Temperaturas percepção
Thiago Sousa
Se você pensar que o seu nariz com os fantásticos sensores olfativos e a sua boca com o intricado conjunto de papilas gustativas são verdadeiras máquinas de análise de sabores e aromas, você está absolutamente certo!
A Natureza nos privilegiou com os sentidos justamente para podermos aproveitar melhor o que a vida pode nos proporcionar. E, certamente, saborear excelentes cafés é uma delas…
Obviamente, como todos os equipamentos, ajustes são necessários para o seu bom funcionamento, bem como o treinamento dos operadores para que os resultados sejam confiáveis e consistentes.
No caso dos juízes de cafés, como aqueles formados dentro da Escola SCAA – Specialty Coffee Association of America, o princípio que norteia a estrutura lógica dos cursos é a de que nós somos maravilhosos equipamentos de avaliação sensorial e que para que o desempenho seja correto é imprescindível que saibamos interpretar corretamente nossas sensações ao beber o café.
Para avaliarmos um café, primeiramente um pouco da amostra deve ser torrada.

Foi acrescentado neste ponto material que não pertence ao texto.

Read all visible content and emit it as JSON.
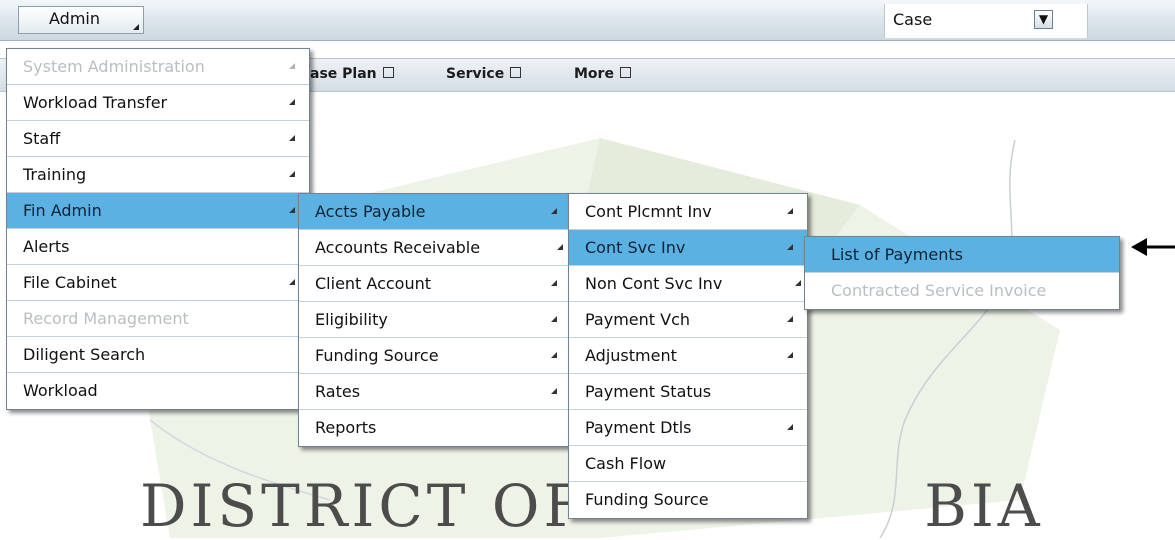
{
  "topbar": {
    "admin_label": "Admin",
    "case_select_value": "Case"
  },
  "navbar": {
    "items": [
      {
        "label": "ase Plan"
      },
      {
        "label": "Service"
      },
      {
        "label": "More"
      }
    ]
  },
  "watermark": {
    "text": "DISTRICT OF               BIA"
  },
  "admin_menu": {
    "items": [
      {
        "label": "System Administration",
        "disabled": true,
        "submenu": true
      },
      {
        "label": "Workload Transfer",
        "submenu": true
      },
      {
        "label": "Staff",
        "submenu": true
      },
      {
        "label": "Training",
        "submenu": true
      },
      {
        "label": "Fin Admin",
        "highlighted": true,
        "submenu": true
      },
      {
        "label": "Alerts"
      },
      {
        "label": "File Cabinet",
        "submenu": true
      },
      {
        "label": "Record Management",
        "disabled": true
      },
      {
        "label": "Diligent Search"
      },
      {
        "label": "Workload"
      }
    ]
  },
  "fin_admin_menu": {
    "items": [
      {
        "label": "Accts Payable",
        "highlighted": true,
        "submenu": true
      },
      {
        "label": "Accounts Receivable",
        "submenu": true
      },
      {
        "label": "Client Account",
        "submenu": true
      },
      {
        "label": "Eligibility",
        "submenu": true
      },
      {
        "label": "Funding Source",
        "submenu": true
      },
      {
        "label": "Rates",
        "submenu": true
      },
      {
        "label": "Reports"
      }
    ]
  },
  "accts_payable_menu": {
    "items": [
      {
        "label": "Cont Plcmnt Inv",
        "submenu": true
      },
      {
        "label": "Cont Svc Inv",
        "highlighted": true,
        "submenu": true
      },
      {
        "label": "Non Cont Svc Inv",
        "submenu": true
      },
      {
        "label": "Payment Vch",
        "submenu": true
      },
      {
        "label": "Adjustment",
        "submenu": true
      },
      {
        "label": "Payment Status"
      },
      {
        "label": "Payment Dtls",
        "submenu": true
      },
      {
        "label": "Cash Flow"
      },
      {
        "label": "Funding Source"
      }
    ]
  },
  "cont_svc_inv_menu": {
    "items": [
      {
        "label": "List of Payments",
        "highlighted": true
      },
      {
        "label": "Contracted Service Invoice",
        "disabled": true
      }
    ]
  },
  "colors": {
    "highlight": "#5bb1e2",
    "disabled_text": "#b9bec2",
    "map_background": "#eef3e8"
  }
}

Após um período de descanso, semelhante ao que ocorre no processo industrial, os grãos torrados são moídos e postos em xícaras.
Tanto o ponto de torração quanto o ajuste da moagem dos grãos devemrespeitar um padrão para que as condições de avaliação sejam sempre as mesmas.
Cada grão, dependendo de sua origem, tem uma forma de conduzir a torra. Este será um assunto que abordarei num outro post.
O tamanho das partículas após a moagem deve ser suficiente para que, ao se hidratarem, possam liberar os componentes de aroma e sabor para a bebida.
A água, tanto na prova quanto para o simples consumo, tem grande importância na bebida.
A água deve ser levemente ácida, ou seja, com pH menor que 7, pois águas alcalinas acabam reagindo com algumas substâncias presentes no café e fazendo perder algumas notas de sabor interessantes.
A temperatura…bem, não use água fervente ou que ficou fervendo, pois isso faz com que o oxigênio dissolvido se perca, tornando o sabor da água, digamos, “chocho”.
A temperatura ideal é em torno de 93°C, que é quando bolhas grandes começam a se desprender do fundo do recipiente que está no fogo, num processo que é chamado de nucleação.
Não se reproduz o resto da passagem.